Em segundo lugar, o perdão. Jesus nos pede
que perdoemos tantas vezes como seja necessário e, ainda no mesmo dia, se o
outro está arrependido, apesar de que nos magoe a alma: «Se teu irmão pecar,
repreende-o. Se ele se arrepender, perdoa-lhe» (Lc 17,3). O termômetro da
caridade é a capacidade de perdoar.
Em terceiro lugar, a fé: Mais que uma
riqueza do entendimento (no sentido meramente humano), é um “estado de ânimo”,
fruto da experiência de Deus, de poder obrar contando com sua confiança. «A fé
é o início da verdadeira vida», diz São Inácio de Antioquia. Quem age com fé
consegue coisas assombrosas, assim a expressa o Senhor ao dizer: «Se tivésseis
fé, mesmo pequena como um grão de mostarda, poderíeis dizer a esta amoreira:
‘Arranca-te daqui e planta-te no mar’, e ela vos obedeceria» (Lc 17,6).
Reflexões
de Frei Carlos Mesters, O.Carm
Reflexão
Lucas 17,1-6
* O
evangelho de hoje traz três palavras distintas de Jesus: uma sobre como evitar
o escândalo dos pequenos, outra sobre a importância do perdão e uma terceira
sobre o tamanho da fé em Deus que devemos ter.
* Lucas
17,1-2: Primeira palavra: evitar o escândalo
“Jesus
disse a seus discípulos: "É inevitável que aconteçam escândalos, mas, ai
daquele que produz escândalos! Seria melhor para ele que lhe amarrassem uma
pedra de moinho no pescoço e o jogassem no mar, do que escandalizar um desses
pequeninos”. Escândalo é aquilo que faz a pessoa tropeçar e cair. No nível da
fé significa aquilo que desvia a pessoa do bom caminho. Escandalizar os
pequenos é ser motivo pelo qual os pequenos se desviem e percam a fé em Deus.

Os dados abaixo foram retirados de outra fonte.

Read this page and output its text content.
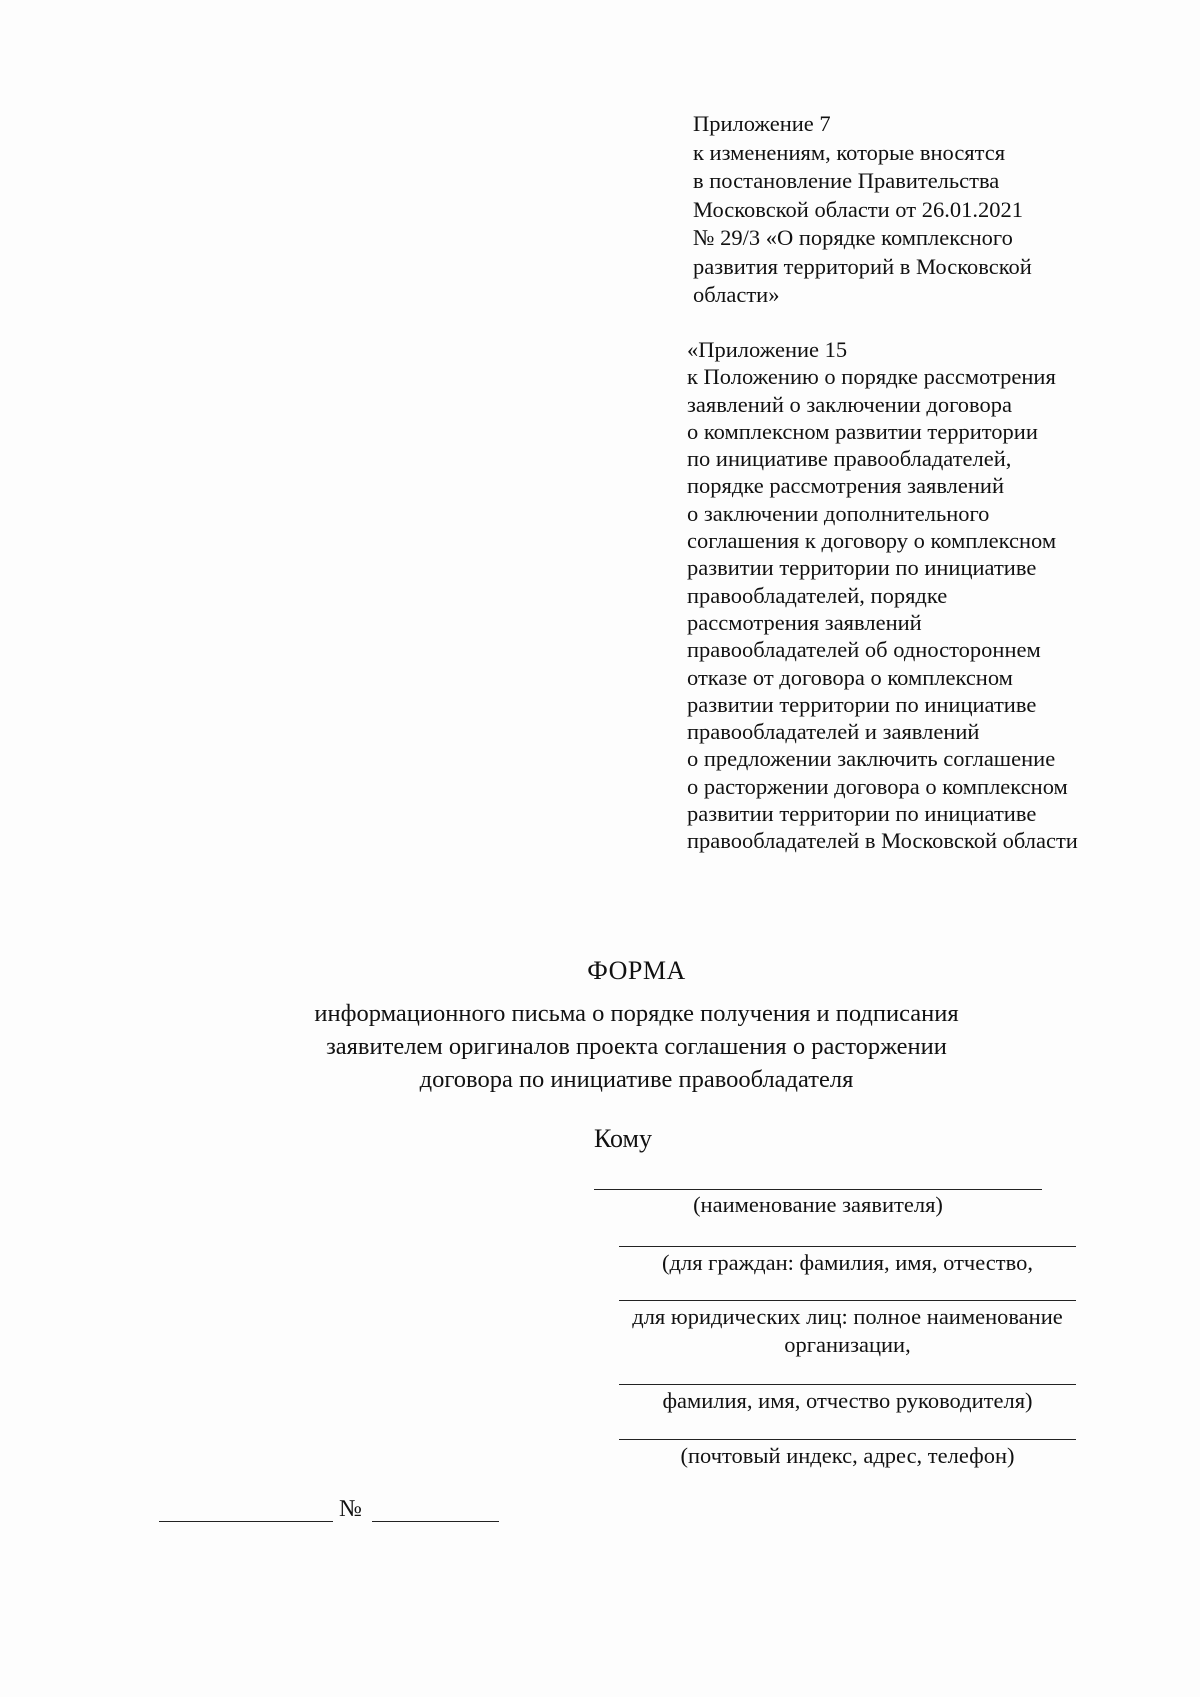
Приложение 7
к изменениям, которые вносятся
в постановление Правительства
Московской области от 26.01.2021
№ 29/3 «О порядке комплексного
развития территорий в Московской
области»
«Приложение 15
к Положению о порядке рассмотрения
заявлений о заключении договора
о комплексном развитии территории
по инициативе правообладателей,
порядке рассмотрения заявлений
о заключении дополнительного
соглашения к договору о комплексном
развитии территории по инициативе
правообладателей, порядке
рассмотрения заявлений
правообладателей об одностороннем
отказе от договора о комплексном
развитии территории по инициативе
правообладателей и заявлений
о предложении заключить соглашение
о расторжении договора о комплексном
развитии территории по инициативе
правообладателей в Московской области
ФОРМА
информационного письма о порядке получения и подписания
заявителем оригиналов проекта соглашения о расторжении
договора по инициативе правообладателя
Кому
(наименование заявителя)
(для граждан: фамилия, имя, отчество,
для юридических лиц: полное наименование
организации,
фамилия, имя, отчество руководителя)
(почтовый индекс, адрес, телефон)
№
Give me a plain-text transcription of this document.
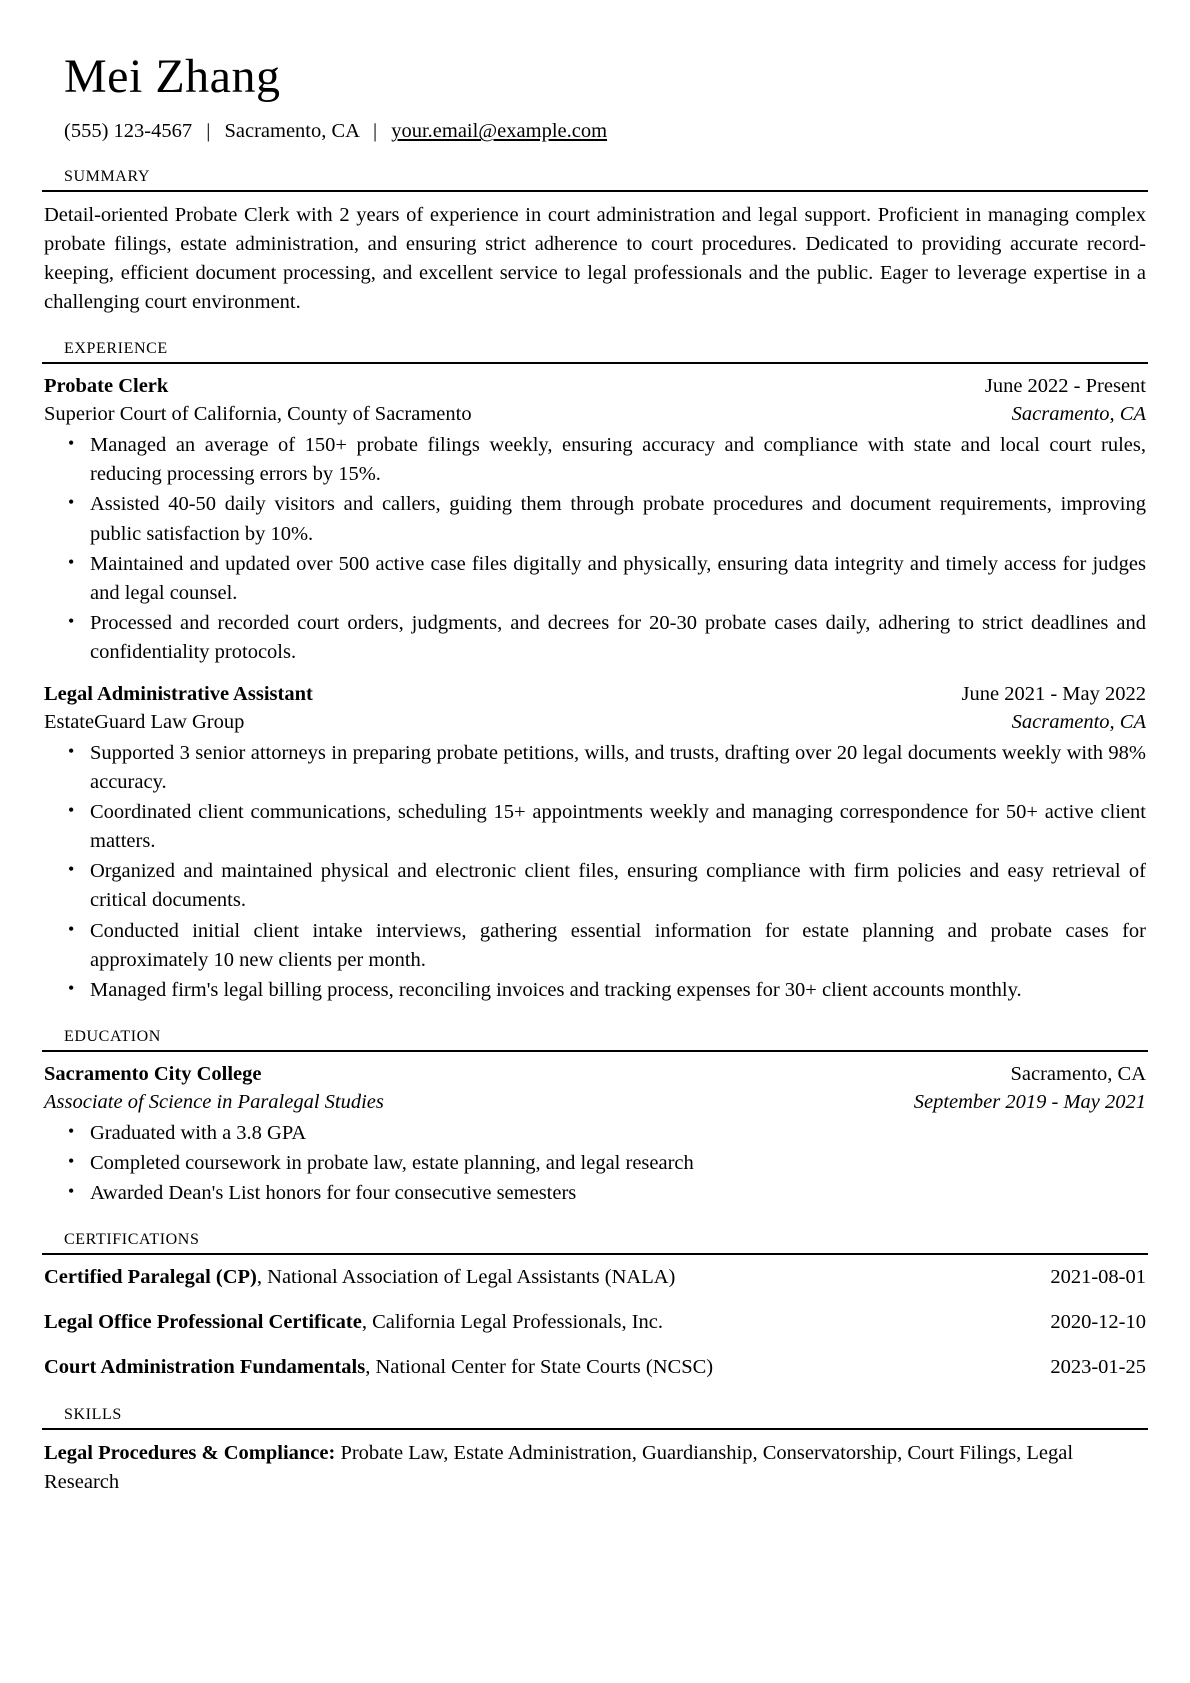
Mei Zhang
(555) 123-4567 | Sacramento, CA | your.email@example.com
summary

Detail-oriented Probate Clerk with 2 years of experience in court administration and legal support. Proficient in managing complex probate filings, estate administration, and ensuring strict adherence to court procedures. Dedicated to providing accurate record-keeping, efficient document processing, and excellent service to legal professionals and the public. Eager to leverage expertise in a challenging court environment.

experience
Probate Clerk	June 2022 - Present
Superior Court of California, County of Sacramento	Sacramento, CA
• Managed an average of 150+ probate filings weekly, ensuring accuracy and compliance with state and local court rules, reducing processing errors by 15%.
• Assisted 40-50 daily visitors and callers, guiding them through probate procedures and document requirements, improving public satisfaction by 10%.
• Maintained and updated over 500 active case files digitally and physically, ensuring data integrity and timely access for judges and legal counsel.
• Processed and recorded court orders, judgments, and decrees for 20-30 probate cases daily, adhering to strict deadlines and confidentiality protocols.
Legal Administrative Assistant	June 2021 - May 2022
EstateGuard Law Group	Sacramento, CA
• Supported 3 senior attorneys in preparing probate petitions, wills, and trusts, drafting over 20 legal documents weekly with 98% accuracy.
• Coordinated client communications, scheduling 15+ appointments weekly and managing correspondence for 50+ active client matters.
• Organized and maintained physical and electronic client files, ensuring compliance with firm policies and easy retrieval of critical documents.
• Conducted initial client intake interviews, gathering essential information for estate planning and probate cases for approximately 10 new clients per month.
• Managed firm's legal billing process, reconciling invoices and tracking expenses for 30+ client accounts monthly.
education
Sacramento City College	Sacramento, CA
Associate of Science in Paralegal Studies	September 2019 - May 2021
• Graduated with a 3.8 GPA
• Completed coursework in probate law, estate planning, and legal research
• Awarded Dean's List honors for four consecutive semesters
certifications
Certified Paralegal (CP), National Association of Legal Assistants (NALA)	2021-08-01
Legal Office Professional Certificate, California Legal Professionals, Inc.	2020-12-10
Court Administration Fundamentals, National Center for State Courts (NCSC)	2023-01-25
skills
Legal Procedures & Compliance: Probate Law, Estate Administration, Guardianship, Conservatorship, Court Filings, Legal Research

Quem faz isto recebe a seguinte sentença: “Corda no pescoço amarrada numa pedra
de moinho para ser jogado no fundo do mar!”Por que tanta severidade? É porque
Jesus se identifica com os pequenos, os pobres. (Mt 25,40.45). São os seus
preferidos, os primeiros destinatários da Boa Nova (cf. Lc 4,18). Quem toca
neles, toca em Jesus! Ao longo dos séculos, muitas vezes, nós cristãos pelo
nosso modo de viver a fé fomos motivo pelo qual os pequenos se afastaram da
igreja e procuraram outras religiões. Já não conseguiam crer, como dizia o
apóstolo na carta aos romanos, citando o profeta Isaías: "Por causa de
vocês, o nome de Deus é blasfemado entre os pagãos." (Rm 2,24; Is 52,5; Ez
36,22). Até onde nós temos culpa? Será que merecemos a corda no pescoço?
* Lucas
17,3-4: Segunda palavra: Perdoar o irmão
“Prestem
atenção! Se o seu irmão peca contra você, chame a atenção dele. Se ele se
arrepender, perdoe. Se ele pecar contra você sete vezes num só dia, e sete
vezes vier a você, dizendo: 'Estou arrependido', você deve perdoá-lo”. Sete
vezes por dia! Não é pouco! Jesus pede muito! No evangelho de Mateus, ele diz
que devemos perdoar até setenta vezes sete! (Mt 18,22). O perdão e a
reconciliação são um dos assuntos em que Jesus mais insiste. A graça de poder
perdoar as pessoas e reconcilia-las entre si e com Deus foi dada a Pedro (Mt
16,19), aos apóstolos (Jo 20,23) e à comunidade (Mt 18,18). A parábola sobre a
necessidade de perdoar o próximo não deixa dúvida: se não perdoarmos aos
irmãos, não podemos receber o perdão de Deus (Mt 18,22-35; 6,12.15; Mc 11,26).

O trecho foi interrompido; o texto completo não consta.